Margaret Drabble の "A Summer Bird-Cage"

 フォークナーの "The Mansion"(1959)をボチボチ読んでいる。おなじ作家の作品を三冊も立て続けに読むのは、おそらく初めてだろう。いつもなら、作風が新鮮に感じられるように間隔を置くところだ。
 あ、ちがってた。エクセルの読書記録をいま見ると、今年の三月、Patrick Modiano を三連チャンしてました。それなのにもう忘れるとは。
 さらに記録をさかのぼったところ、まだレビューらしきものを書いていなかった2003年の夏、やはりフォークナーを三冊連続して読んでいた。怪しい記憶を頼りに点数を付けてみると、"Sanctuary"(1931 ☆☆☆★★★)、"As I Lay Dying"(1930 ☆☆☆★★★)、"Absalom, Absalom!"(1936 ☆☆☆☆★★)。なんだか熱に浮かされたように読み耽った憶えがある。
 いまはそれほど夢中でもないけれど、"The Mansion" はご存じスノープス三部作の最終巻。行きがかり上ってやつですね。じつは何年か前、三部作のひとつとも知らずに取りかかり、途中で気がつき投げ出していた。
 そういえば、第二巻 "The Town" のレビューにスターを付けてくださった dokusho-suki さん、ありがとうございます。ほんとうに読書好きの方のようですね。
 さて、きょうの午後からまた愛媛の田舎に帰省することになった。所用があり、"The Mansion" はただのお荷物になりそうだ。そこでけさはとりあえず、本ブログでは未公開だった昔のレビューに加筆修正したものでお茶を濁しておこう。マーガレット・ドラブルの処女作(1963)です。 

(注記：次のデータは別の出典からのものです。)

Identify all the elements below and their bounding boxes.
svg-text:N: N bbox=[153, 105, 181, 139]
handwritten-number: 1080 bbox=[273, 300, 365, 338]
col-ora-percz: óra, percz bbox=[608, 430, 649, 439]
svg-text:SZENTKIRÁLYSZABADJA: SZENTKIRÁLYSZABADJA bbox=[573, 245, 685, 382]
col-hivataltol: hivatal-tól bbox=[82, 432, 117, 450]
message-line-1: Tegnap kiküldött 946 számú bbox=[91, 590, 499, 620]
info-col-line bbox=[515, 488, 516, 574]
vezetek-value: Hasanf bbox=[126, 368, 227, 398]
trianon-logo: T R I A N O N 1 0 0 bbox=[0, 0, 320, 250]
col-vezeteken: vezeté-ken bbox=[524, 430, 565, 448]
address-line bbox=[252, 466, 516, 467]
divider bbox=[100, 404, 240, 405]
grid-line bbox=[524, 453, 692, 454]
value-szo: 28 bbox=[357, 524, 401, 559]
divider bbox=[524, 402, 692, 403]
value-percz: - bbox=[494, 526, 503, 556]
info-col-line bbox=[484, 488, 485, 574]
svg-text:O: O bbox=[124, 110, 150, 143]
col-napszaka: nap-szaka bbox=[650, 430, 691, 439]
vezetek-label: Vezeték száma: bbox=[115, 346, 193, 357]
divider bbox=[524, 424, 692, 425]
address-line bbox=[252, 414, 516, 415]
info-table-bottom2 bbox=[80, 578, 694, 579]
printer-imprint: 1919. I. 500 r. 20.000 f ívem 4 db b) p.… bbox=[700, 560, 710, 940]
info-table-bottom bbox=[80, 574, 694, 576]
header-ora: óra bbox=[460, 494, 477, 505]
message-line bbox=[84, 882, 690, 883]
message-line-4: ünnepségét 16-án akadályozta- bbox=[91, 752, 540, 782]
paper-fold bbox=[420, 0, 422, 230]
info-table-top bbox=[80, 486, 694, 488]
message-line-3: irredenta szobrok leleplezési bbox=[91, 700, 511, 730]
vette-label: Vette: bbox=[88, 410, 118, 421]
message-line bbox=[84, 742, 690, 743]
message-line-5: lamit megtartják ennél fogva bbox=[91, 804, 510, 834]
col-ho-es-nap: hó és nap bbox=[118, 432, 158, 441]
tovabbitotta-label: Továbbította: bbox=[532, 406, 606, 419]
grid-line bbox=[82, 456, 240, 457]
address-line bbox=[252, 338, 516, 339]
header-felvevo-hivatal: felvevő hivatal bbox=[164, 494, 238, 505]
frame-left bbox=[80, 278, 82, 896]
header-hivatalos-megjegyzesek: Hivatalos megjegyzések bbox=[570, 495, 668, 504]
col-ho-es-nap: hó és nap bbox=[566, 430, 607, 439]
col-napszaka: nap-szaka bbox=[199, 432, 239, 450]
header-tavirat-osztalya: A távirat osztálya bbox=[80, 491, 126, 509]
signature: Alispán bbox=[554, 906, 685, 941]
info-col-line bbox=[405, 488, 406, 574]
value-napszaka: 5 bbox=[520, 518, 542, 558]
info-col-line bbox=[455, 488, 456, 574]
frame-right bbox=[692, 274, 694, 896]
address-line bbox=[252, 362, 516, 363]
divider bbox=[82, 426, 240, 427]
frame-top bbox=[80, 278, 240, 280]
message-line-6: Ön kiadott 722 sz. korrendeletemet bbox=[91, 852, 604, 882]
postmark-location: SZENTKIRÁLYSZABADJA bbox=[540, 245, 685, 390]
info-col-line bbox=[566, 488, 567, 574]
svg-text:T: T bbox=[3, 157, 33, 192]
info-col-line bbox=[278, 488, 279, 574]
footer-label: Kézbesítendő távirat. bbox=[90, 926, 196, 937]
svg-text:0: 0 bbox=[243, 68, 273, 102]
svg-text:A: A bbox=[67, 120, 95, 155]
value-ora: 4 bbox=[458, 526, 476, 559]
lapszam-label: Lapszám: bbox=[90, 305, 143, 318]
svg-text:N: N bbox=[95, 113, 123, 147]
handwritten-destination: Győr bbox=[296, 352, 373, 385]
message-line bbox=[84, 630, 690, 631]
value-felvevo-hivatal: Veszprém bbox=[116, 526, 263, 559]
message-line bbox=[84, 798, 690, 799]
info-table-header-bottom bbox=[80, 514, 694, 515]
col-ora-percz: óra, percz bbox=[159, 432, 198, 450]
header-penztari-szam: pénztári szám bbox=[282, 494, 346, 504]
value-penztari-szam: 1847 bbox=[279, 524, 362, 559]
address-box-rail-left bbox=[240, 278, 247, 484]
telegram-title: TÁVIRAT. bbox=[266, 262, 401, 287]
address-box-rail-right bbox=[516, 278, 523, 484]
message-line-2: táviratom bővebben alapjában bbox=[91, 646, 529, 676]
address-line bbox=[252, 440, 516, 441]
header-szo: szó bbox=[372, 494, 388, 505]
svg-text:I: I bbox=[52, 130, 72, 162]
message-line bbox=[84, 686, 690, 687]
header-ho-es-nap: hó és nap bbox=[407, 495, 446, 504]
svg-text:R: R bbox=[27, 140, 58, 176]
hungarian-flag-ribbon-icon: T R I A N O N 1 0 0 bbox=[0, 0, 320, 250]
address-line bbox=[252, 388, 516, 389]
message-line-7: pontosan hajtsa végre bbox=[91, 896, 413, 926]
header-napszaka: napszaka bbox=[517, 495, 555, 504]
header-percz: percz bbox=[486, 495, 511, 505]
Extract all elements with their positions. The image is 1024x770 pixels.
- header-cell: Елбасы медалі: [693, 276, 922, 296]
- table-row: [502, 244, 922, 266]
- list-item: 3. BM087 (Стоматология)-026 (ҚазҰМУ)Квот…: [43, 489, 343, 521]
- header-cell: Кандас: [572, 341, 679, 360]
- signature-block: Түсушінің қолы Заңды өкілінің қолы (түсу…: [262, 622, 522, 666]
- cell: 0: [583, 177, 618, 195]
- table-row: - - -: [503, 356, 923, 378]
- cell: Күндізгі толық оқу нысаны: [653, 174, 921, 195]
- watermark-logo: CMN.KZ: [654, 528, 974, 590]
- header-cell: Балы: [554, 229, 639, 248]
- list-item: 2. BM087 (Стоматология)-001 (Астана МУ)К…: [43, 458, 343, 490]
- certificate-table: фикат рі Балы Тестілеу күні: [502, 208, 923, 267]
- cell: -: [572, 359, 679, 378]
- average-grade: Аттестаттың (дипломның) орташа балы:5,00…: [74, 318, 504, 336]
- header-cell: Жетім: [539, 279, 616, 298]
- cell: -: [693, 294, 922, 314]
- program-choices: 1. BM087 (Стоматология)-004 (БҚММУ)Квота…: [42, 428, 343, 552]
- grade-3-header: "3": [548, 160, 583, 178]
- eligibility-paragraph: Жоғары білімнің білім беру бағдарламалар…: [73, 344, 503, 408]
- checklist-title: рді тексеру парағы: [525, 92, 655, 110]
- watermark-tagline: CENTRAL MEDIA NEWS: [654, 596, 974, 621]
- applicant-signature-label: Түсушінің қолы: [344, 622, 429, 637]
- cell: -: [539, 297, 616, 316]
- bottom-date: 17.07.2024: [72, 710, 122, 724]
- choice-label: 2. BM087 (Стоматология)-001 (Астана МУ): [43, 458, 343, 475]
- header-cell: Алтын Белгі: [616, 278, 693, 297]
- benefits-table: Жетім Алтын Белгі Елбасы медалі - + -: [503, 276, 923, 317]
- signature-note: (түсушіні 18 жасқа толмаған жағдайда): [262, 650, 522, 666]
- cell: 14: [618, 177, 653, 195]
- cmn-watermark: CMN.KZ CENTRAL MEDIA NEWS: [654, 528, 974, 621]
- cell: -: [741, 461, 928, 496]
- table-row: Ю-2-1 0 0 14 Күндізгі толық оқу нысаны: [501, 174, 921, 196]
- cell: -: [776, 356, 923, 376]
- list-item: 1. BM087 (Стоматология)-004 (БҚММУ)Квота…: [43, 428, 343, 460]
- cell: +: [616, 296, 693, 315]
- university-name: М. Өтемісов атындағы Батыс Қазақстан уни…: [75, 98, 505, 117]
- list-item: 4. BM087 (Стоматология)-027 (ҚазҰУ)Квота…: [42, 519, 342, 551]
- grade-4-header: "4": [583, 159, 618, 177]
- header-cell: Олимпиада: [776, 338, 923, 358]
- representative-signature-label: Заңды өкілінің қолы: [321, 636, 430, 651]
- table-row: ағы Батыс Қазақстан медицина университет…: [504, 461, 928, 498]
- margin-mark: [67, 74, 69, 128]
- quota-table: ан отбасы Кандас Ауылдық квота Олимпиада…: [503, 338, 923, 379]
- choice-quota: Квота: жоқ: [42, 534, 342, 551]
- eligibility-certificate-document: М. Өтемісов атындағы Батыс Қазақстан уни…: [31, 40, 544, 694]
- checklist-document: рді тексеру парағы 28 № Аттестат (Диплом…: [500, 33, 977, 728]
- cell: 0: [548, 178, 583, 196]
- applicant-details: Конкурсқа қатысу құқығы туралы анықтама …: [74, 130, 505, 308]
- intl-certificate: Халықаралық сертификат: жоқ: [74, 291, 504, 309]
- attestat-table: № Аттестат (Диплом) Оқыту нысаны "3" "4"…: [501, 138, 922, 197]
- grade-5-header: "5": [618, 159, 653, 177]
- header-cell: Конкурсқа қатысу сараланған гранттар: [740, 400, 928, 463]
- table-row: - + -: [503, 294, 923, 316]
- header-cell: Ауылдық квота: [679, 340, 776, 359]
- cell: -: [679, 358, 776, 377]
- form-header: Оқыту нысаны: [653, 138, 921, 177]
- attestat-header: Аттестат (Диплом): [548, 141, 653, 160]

 追記:その後、2008年7月に公開していたことを発見しました。


[☆☆☆★★] たわいもない小説だ。しかし面白い。才気煥発だが器量は十人並みの妹が主人公。この妹には目も覚めるような美人の姉がいる。幼いころから姉は妹に対して何かと傲岸不遜にふるまい、妹はまったく頭が上がらない。ところが、姉も人の子、じつはほほえましい欠点の持ち主だった。当初はそれだけの話だが、ドラブルの小説技法は巧妙を極めている。姉の結婚式前後のエピソードがいい例だ。いとこや介添え役の男、宴の席で再会した旧友など、脇役たちの性格や関係からじっくり固めていく。妹の目から見た人間観察と彼女のおしゃべりが中心で、劇的な意味での展開はほとんどない。そのあいまに姉の結婚の実態がかいま見えるという凝った仕掛けである。妹がロンドンで暮らしはじめた中盤もしかり。パーティーで知り合った男との会話やその性格描写などが続き、とくに事件らしい事件もないのに小説として成り立っている。これはやはり英文学の伝統の味と言うしかあるまい。やがて上述の介添え役がジョーカー的な存在であることが判明、結婚と恋愛のはざまで揺れ動く女性の生き方が示される。深みのある話ではないが、脇役を固めるうちに主役の人物像が浮かびあがり、最後は主役の独壇場。話術と構成の妙が光る佳篇である。